先生が「好きな紙ヒコーキを作りましょう♪」と、
紙の束をドスンと教卓の上に積んだ。

みんな紙を折って、思い思いに折って。

で、教室を紙ヒコーキが、ビュンビュン飛び交うわけ。
なかなかに楽しい時間だった。


そのとき。小2のカワハラくんは…。

1枚の紙をジーッと見つめたまま動かなかった。

そして、しばらくしてから…。
紙の端と端をキッチリ合わせ、
爪で、ピシッと折って…。
じ−っくり時間をかけて。

みんなが飛ばすのに飽きたころ、
ようやく、ひとつのヒコーキを折りあげた。

そのように、記憶している。


続きがあります。

その日の終礼のあと…。
「せんせい。
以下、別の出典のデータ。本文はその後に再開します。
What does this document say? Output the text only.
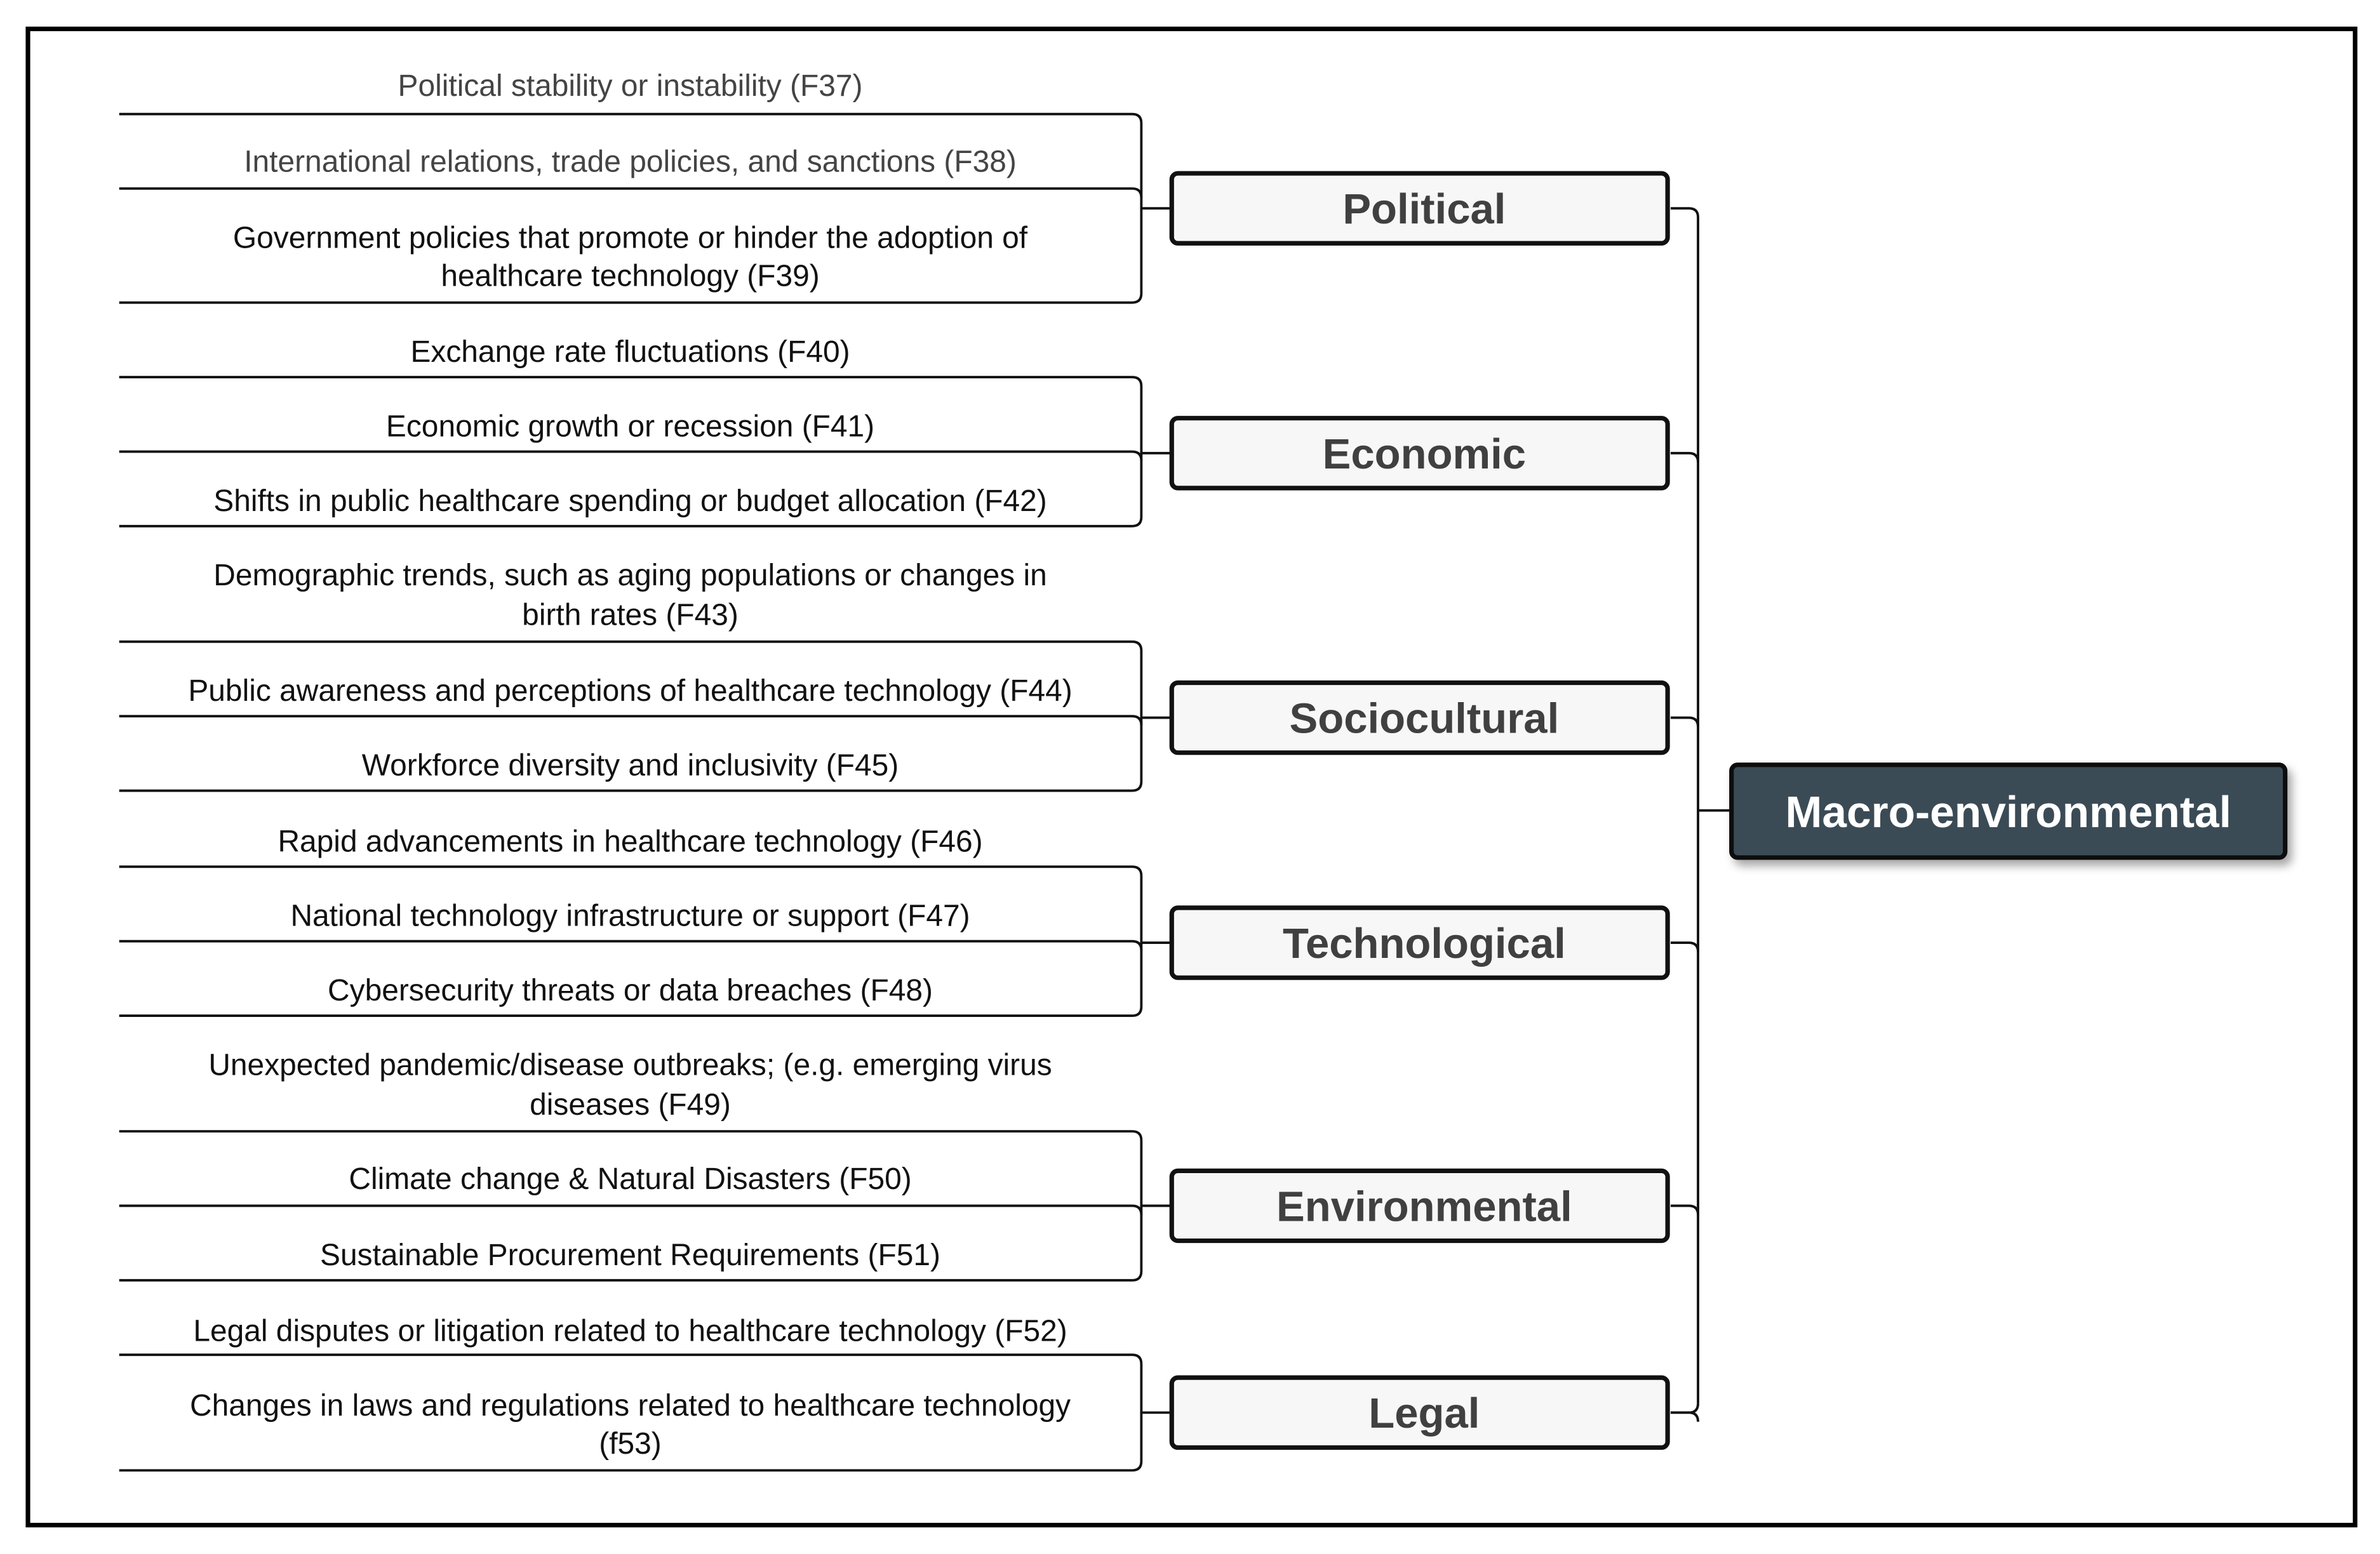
Political stability or instability (F37)
International relations, trade policies, and sanctions (F38)
Government policies that promote or hinder the adoption of
healthcare technology (F39)
Political
Exchange rate fluctuations (F40)
Economic growth or recession (F41)
Shifts in public healthcare spending or budget allocation (F42)
Economic
Demographic trends, such as aging populations or changes in
birth rates (F43)
Public awareness and perceptions of healthcare technology (F44)
Workforce diversity and inclusivity (F45)
Sociocultural
Rapid advancements in healthcare technology (F46)
National technology infrastructure or support (F47)
Cybersecurity threats or data breaches (F48)
Technological
Unexpected pandemic/disease outbreaks; (e.g. emerging virus
diseases (F49)
Climate change & Natural Disasters (F50)
Sustainable Procurement Requirements (F51)
Environmental
Legal disputes or litigation related to healthcare technology (F52)
Changes in laws and regulations related to healthcare technology
(f53)
Legal
Macro-environmental
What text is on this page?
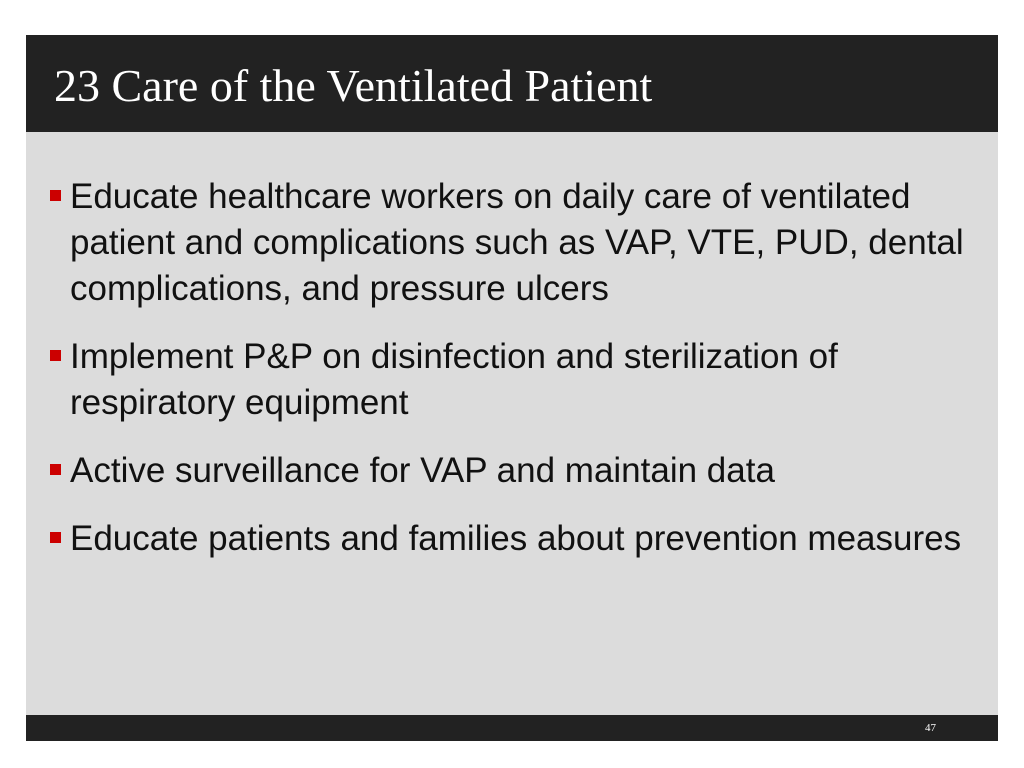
23 Care of the Ventilated Patient
Educate healthcare workers on daily care of ventilated patient and complications such as VAP, VTE, PUD, dental complications, and pressure ulcers
Implement P&P on disinfection and sterilization of respiratory equipment
Active surveillance for VAP and maintain data
Educate patients and families about prevention measures
47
もっと作っていいですか?」

放課後の教室で。
何機も、何機も、折って折って、折り続けた。


気づけば、ぽつーんと、わたしだけが残る教室。
先生がやってきた。
下校時間の4時半だった。

長谷川先生、だったと思う。
ベテランのやさしい女の先生だった。

先生が。
「カワハラくんに、お願いがあるのよ」と切り出した。

「あした、先生の、飛ばしてくれる?」
そして、差しだされたのは、先生が折った紙ヒコーキだった。

ひとりにつき、2機飛ばせることになっていた。
そのうち1つ、先生のヒコーキを飛ばしてほしい、ということなのだ。


「わかった」
そう言って、受け取った。

ほんとはね。
自分の折ったヒコーキを2機、飛ばしたかった。

でも。先生の気持ち、わかるなーって。
だって、先生は大会に出られないんだから。


いっぱいの紙ヒコーキを、大きな袋に入れて、
夕暮れの教室を出た。

下校時間を知らせる音楽、バッハの「G線上のアリア」が流れるなか、
西日射す階段を、ひとり、一歩一歩降りた。